Lorsque des institutions publiques et des appareils sécuritaires relevant de l’État sont transformés en instruments au service d’un parti ou d’une faction déterminée, en faisant fi des structures étatiques et de la Constitution, ou pire encore des impératifs des fragiles équilibres internes, cela signifie que le pays s’est engagé dangereusement sur la voie de la loi de la jungle. Telle est malencontreusement l’orientation que semblent avoir pris le régime et son camp politique.

Ce à quoi les Libanais assistent aujourd’hui c’est purement et simplement une vaste entreprise de déconstruction des institutions de l’État dans les différents secteurs de la vie publique. Une déconstruction dont les commanditaires et les exécutants frappent démesurément à droite et à gauche, sans aucune mesure, et surtout sans prendre en considération l’impact que cela produit sur la réputation du Liban (ou ce qu’il en reste).

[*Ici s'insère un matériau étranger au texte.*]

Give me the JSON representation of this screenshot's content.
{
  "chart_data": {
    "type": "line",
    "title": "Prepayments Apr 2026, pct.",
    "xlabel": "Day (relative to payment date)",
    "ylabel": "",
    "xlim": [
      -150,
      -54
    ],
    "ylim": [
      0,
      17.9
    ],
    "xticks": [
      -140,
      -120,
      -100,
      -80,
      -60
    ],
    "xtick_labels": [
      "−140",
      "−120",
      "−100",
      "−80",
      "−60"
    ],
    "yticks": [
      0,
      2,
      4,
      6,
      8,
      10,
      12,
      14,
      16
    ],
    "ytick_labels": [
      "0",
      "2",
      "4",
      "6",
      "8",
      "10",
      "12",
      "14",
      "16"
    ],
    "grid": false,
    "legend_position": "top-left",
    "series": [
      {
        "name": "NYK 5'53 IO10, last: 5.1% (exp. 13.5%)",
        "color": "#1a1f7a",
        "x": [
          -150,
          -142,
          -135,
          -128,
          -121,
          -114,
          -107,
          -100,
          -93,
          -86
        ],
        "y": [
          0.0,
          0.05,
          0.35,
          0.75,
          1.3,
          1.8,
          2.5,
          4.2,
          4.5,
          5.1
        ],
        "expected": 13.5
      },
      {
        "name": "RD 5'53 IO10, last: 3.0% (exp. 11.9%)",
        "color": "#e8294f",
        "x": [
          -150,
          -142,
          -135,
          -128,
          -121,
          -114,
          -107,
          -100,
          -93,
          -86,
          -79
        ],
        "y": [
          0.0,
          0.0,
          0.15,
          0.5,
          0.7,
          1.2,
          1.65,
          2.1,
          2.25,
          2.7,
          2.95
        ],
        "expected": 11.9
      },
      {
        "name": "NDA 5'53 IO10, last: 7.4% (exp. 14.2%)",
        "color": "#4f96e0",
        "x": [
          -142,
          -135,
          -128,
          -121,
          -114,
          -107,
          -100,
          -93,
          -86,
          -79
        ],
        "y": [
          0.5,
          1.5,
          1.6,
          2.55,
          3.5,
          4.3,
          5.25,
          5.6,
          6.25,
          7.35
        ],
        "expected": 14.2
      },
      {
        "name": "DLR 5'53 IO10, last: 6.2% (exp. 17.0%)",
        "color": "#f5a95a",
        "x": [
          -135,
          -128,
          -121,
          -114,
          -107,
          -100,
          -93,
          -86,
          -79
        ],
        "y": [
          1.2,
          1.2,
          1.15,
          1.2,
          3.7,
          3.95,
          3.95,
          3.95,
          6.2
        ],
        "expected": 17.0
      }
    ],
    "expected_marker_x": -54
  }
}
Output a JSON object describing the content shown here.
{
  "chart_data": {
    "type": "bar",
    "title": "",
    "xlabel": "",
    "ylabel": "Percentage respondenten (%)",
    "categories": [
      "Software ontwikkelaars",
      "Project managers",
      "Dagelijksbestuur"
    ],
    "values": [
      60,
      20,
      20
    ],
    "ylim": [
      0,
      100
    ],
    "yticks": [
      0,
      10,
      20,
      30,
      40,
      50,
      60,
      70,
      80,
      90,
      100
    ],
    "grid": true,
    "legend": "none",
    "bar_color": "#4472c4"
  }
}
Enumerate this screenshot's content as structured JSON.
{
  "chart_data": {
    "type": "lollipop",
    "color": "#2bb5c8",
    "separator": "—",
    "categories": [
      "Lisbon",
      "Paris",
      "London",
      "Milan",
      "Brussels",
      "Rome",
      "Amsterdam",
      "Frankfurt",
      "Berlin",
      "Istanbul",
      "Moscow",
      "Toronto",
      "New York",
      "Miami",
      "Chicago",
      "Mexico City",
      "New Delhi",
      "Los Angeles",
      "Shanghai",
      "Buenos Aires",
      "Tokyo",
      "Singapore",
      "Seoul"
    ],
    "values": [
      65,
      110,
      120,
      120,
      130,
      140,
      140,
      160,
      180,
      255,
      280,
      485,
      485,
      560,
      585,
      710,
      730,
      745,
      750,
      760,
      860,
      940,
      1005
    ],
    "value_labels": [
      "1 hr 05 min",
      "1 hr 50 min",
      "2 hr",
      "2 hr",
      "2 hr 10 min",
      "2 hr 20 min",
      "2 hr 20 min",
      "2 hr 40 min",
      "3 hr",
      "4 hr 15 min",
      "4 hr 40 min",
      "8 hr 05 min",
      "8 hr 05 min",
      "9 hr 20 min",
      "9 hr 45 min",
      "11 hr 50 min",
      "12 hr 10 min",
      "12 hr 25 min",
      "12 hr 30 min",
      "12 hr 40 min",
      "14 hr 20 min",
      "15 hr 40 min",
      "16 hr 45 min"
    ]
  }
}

Mardi dernier, la Procureure du Mont Liban Ghada Aoun a lâché " son " appareil sécuritaire, ou plutôt celui de la présidence de la République, pour appliquer " sa " justice en se livrant à une cabale partisane contre le gouverneur de la Banque du Liban, Riad Salamé. Même au prix d’une confrontation, évitée de justesse, avec un autre service de sécurité qui échappe au contrôle du camp présidentiel. Quoi de mieux pour déconstruire l’État et ses institutions que de s’approprier un coin de pseudo " justice ", d’en faire un instrument partisan pour régler des comptes politiciens ou atteindre les objectifs fixés par son propre camp en utilisant, sans crier gare, " son " service de sécurité (la sécurité de l’État), transformé lui aussi en instrument partisan.

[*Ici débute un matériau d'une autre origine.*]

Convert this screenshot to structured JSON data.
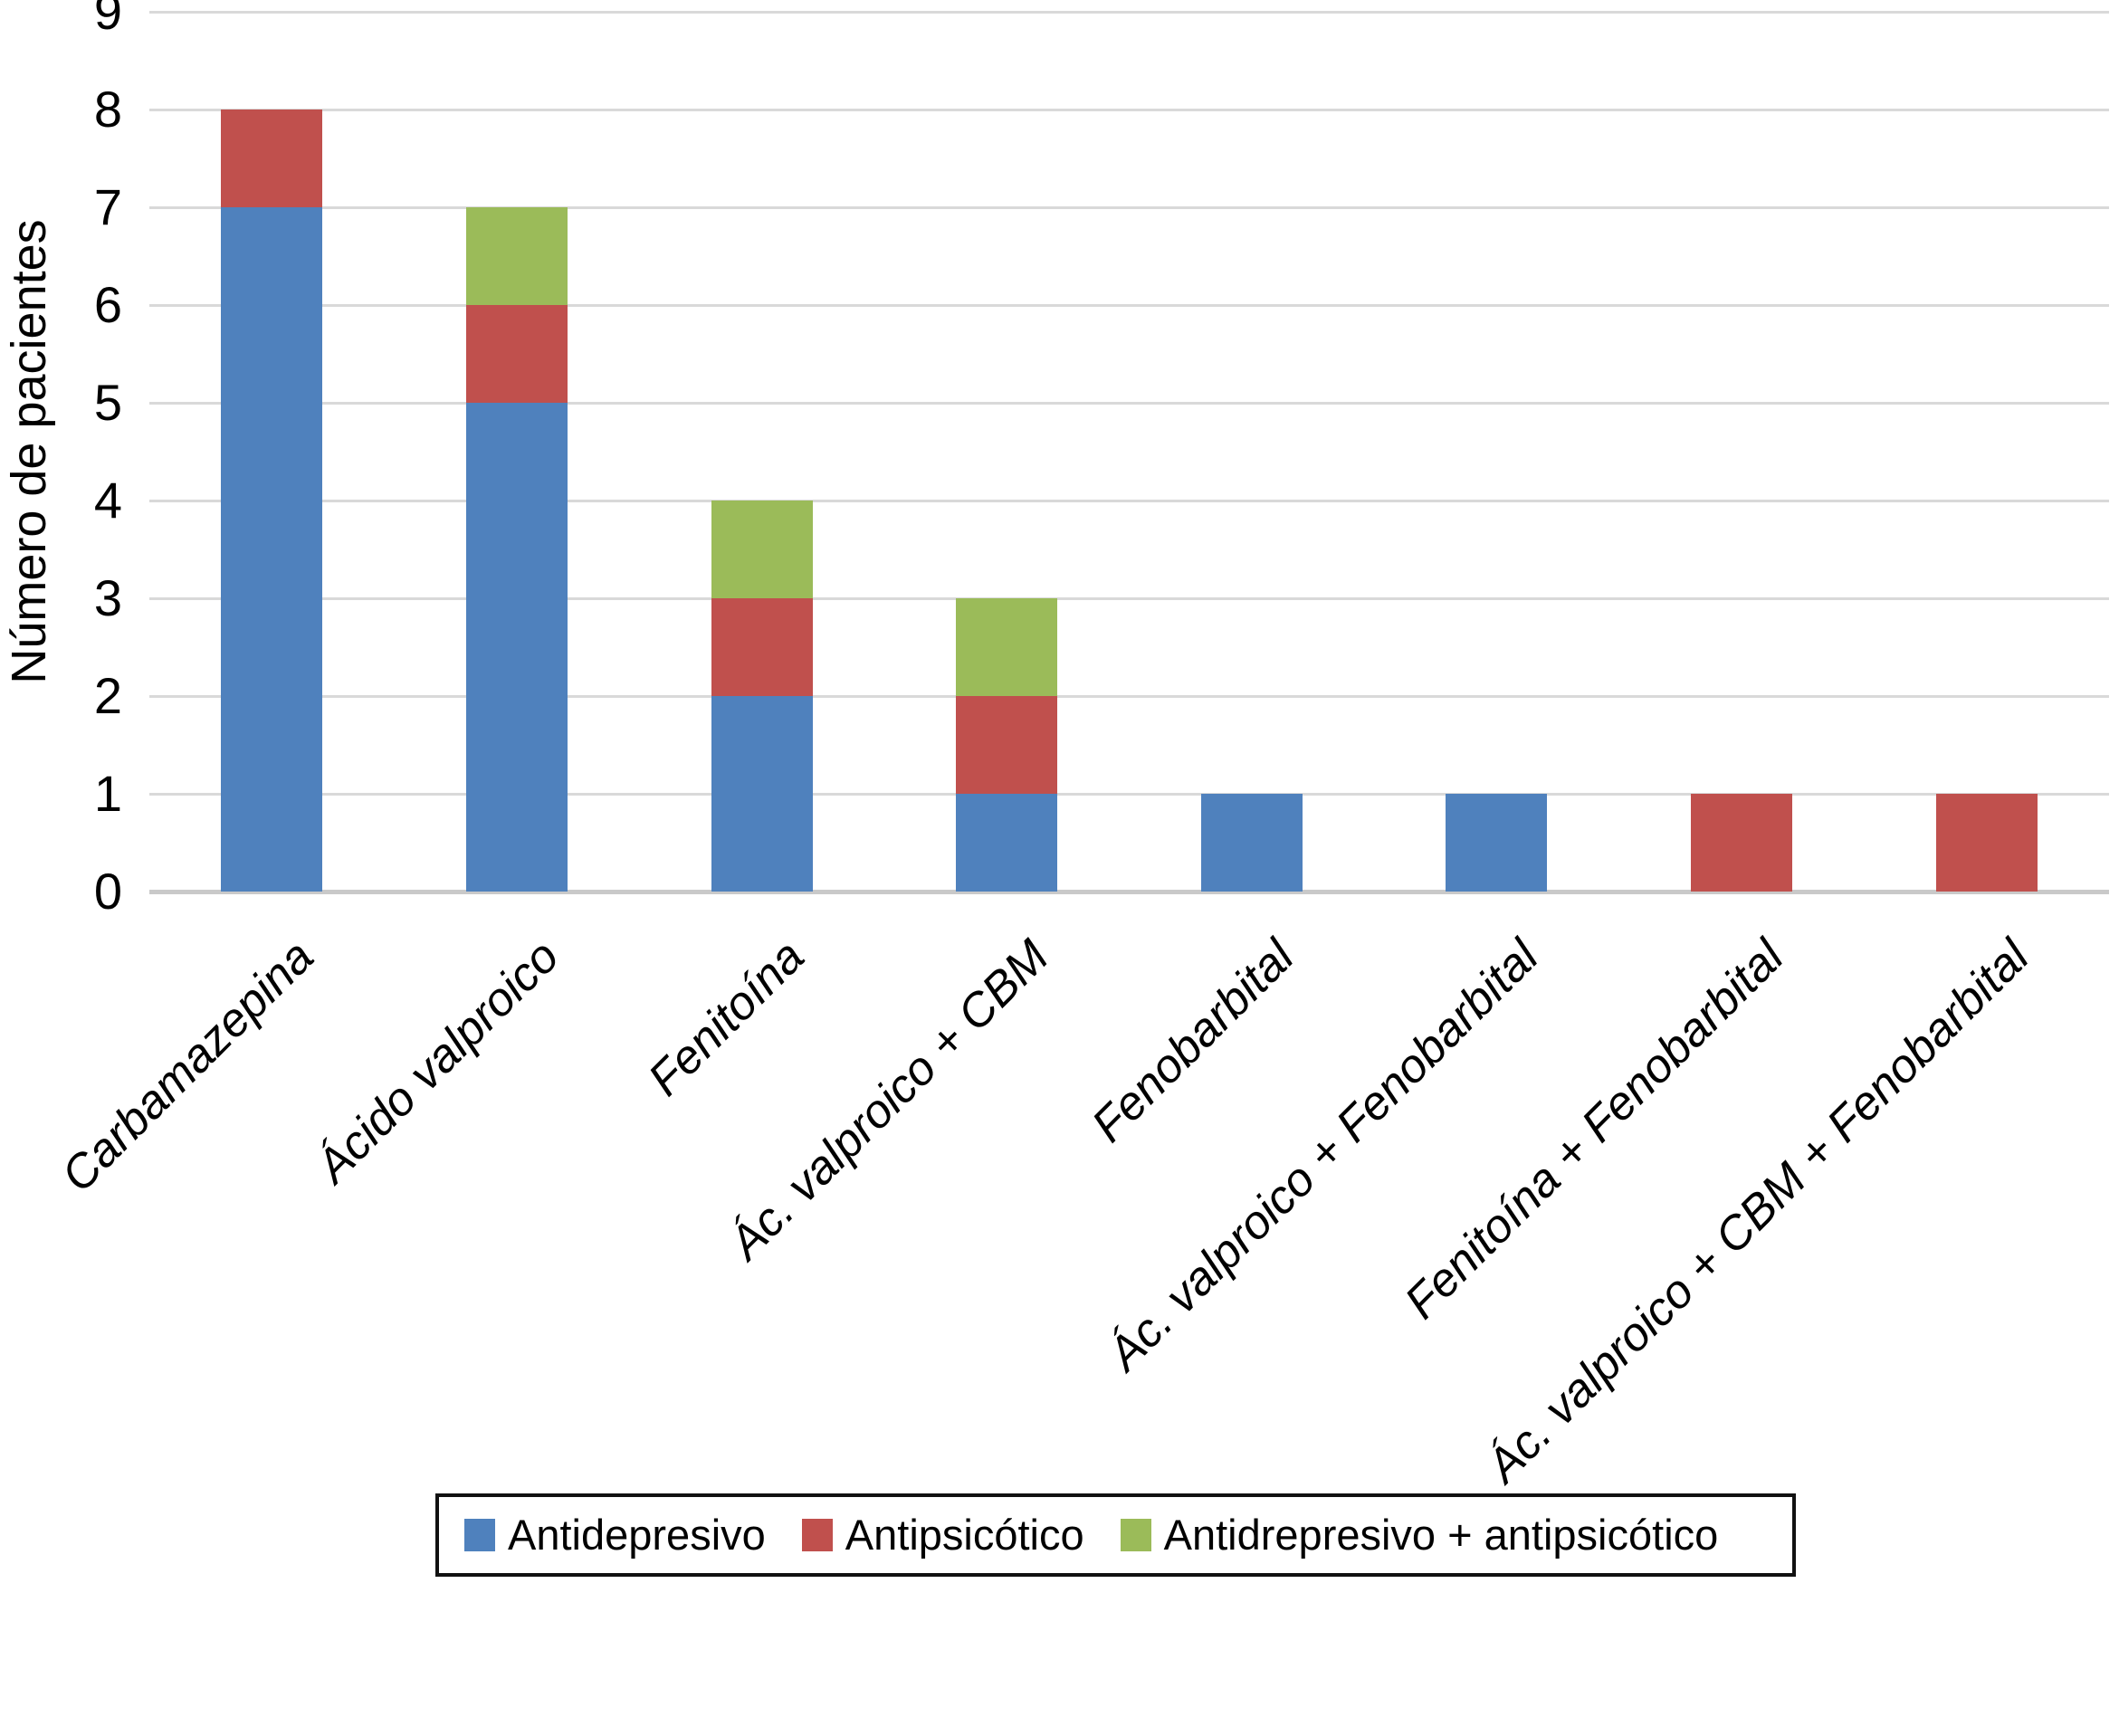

La Procureure Aoun se comporte ainsi comme si elle était seule maîtresse sur un îlot déconnecté du reste du monde. C’est sur cette base qu’après le gouverneur de la Banque centrale, c’est maintenant au directeur des Forces de Sécurité intérieure, le général Imad Osman, qu’elle s’en prend en engageant des poursuites judiciaires contre lui, au motif que les FSI ont refusé de laisser la Sécurité de l’Etat (" l’Etat " du camp aouniste, en réalité) contribuer à la déconstruction de la Banque du Liban. Cohérence oblige, c’est donc maintenant le principal appareil sécuritaire de l’État (échappant au contrôle de la présidence de la République) qui est dans le collimateur de Ghada Aoun et de ceux pour qui elle travaille.

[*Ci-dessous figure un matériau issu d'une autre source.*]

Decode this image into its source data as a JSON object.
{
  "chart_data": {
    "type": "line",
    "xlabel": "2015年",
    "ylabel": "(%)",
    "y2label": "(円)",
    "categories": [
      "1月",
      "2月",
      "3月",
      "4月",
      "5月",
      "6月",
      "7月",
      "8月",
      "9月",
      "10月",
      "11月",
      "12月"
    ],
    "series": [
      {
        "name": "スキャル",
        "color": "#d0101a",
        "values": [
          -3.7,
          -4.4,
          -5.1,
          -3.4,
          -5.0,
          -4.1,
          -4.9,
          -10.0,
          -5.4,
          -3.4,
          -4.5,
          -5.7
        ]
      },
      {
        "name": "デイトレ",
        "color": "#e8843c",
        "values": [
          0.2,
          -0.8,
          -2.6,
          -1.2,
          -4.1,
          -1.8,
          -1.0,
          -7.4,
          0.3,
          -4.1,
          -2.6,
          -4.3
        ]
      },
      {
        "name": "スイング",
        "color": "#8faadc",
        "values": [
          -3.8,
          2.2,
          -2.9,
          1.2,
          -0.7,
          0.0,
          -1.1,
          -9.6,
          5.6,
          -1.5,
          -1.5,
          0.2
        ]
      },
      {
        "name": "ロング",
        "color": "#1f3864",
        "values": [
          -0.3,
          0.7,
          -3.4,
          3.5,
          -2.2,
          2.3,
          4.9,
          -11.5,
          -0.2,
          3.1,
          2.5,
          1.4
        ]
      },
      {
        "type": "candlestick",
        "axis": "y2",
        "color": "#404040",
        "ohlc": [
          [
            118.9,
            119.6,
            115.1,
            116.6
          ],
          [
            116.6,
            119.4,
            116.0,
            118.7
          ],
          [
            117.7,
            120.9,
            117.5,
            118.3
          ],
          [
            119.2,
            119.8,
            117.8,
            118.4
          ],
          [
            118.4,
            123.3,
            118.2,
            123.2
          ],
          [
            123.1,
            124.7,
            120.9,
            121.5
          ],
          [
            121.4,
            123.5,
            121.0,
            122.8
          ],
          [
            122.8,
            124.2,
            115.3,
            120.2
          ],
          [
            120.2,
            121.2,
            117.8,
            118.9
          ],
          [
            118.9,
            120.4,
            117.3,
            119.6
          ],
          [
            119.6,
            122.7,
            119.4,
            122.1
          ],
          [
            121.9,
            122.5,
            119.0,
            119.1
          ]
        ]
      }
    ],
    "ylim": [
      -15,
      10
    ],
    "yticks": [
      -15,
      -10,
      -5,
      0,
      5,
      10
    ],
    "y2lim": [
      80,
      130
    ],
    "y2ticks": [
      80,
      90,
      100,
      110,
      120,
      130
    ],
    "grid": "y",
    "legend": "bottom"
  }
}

Mikati, Geagea et le Futur

La Procureure du Mont Liban a ainsi engagé des " poursuites " contre le général Osman et a transféré le " dossier " au premier juge d’instruction du Mont Liban, le juge Nicolas Mansour, qui a fixé à la semaine prochaine la séance d’interrogatoire du patron des FSI.

Cette désinvolture (pour le moins qu’on puisse dire) avec laquelle Ghada Aoun manipule " son " appareil judiciaire et " son " service de sécurité, avec l’appui semble-t-il de la présidence de la République et, en toute vraisemblance, du Hezbollah (dont la stratégie est, précisément la déconstruction de l’État) a suscité mercredi la colère du leader des Forces libanaises, Samir Geagea, du Courant du futur et même du … Premier ministre Najib Mikati.

Le leader des FL a ainsi stigmatisé cette opération de destruction des institutions de l’État à laquelle participe activement Ghada Aoun. Quant à la députée Bahiya Hariri, chef du bloc parlementaire du Courant du futur, elle est entrée en contact téléphonique avec le chef du gouvernement à qui elle a souligné que le Courant du futur ne saurait rester les bras croisés face aux débordements de Ghada Aoun et aux attaques contre le général Imad Osman.

Durant son entretien téléphonique avec la Mme Hariri, le Premier ministre a lui aussi souligné qu’il rejetait le comportement de la Procureure du Mont Liban et qu’il ne saurait tolérer ses débordements.

Face à cette levée de boucliers stigmatisant la cabale lancée par Mme Aoun, la présidence de la République devait publier mercredi soir un communiqué démentant toute implication dans l’action menée par la Procureure. Sauf que l’histoire ne dit pas pourquoi la Magistrature suprême reste passive face à la vaste entreprise de sabotage de l’État et de ses institutions dont il est censé être le garant et le protecteur, conformément au serment constitutionnel.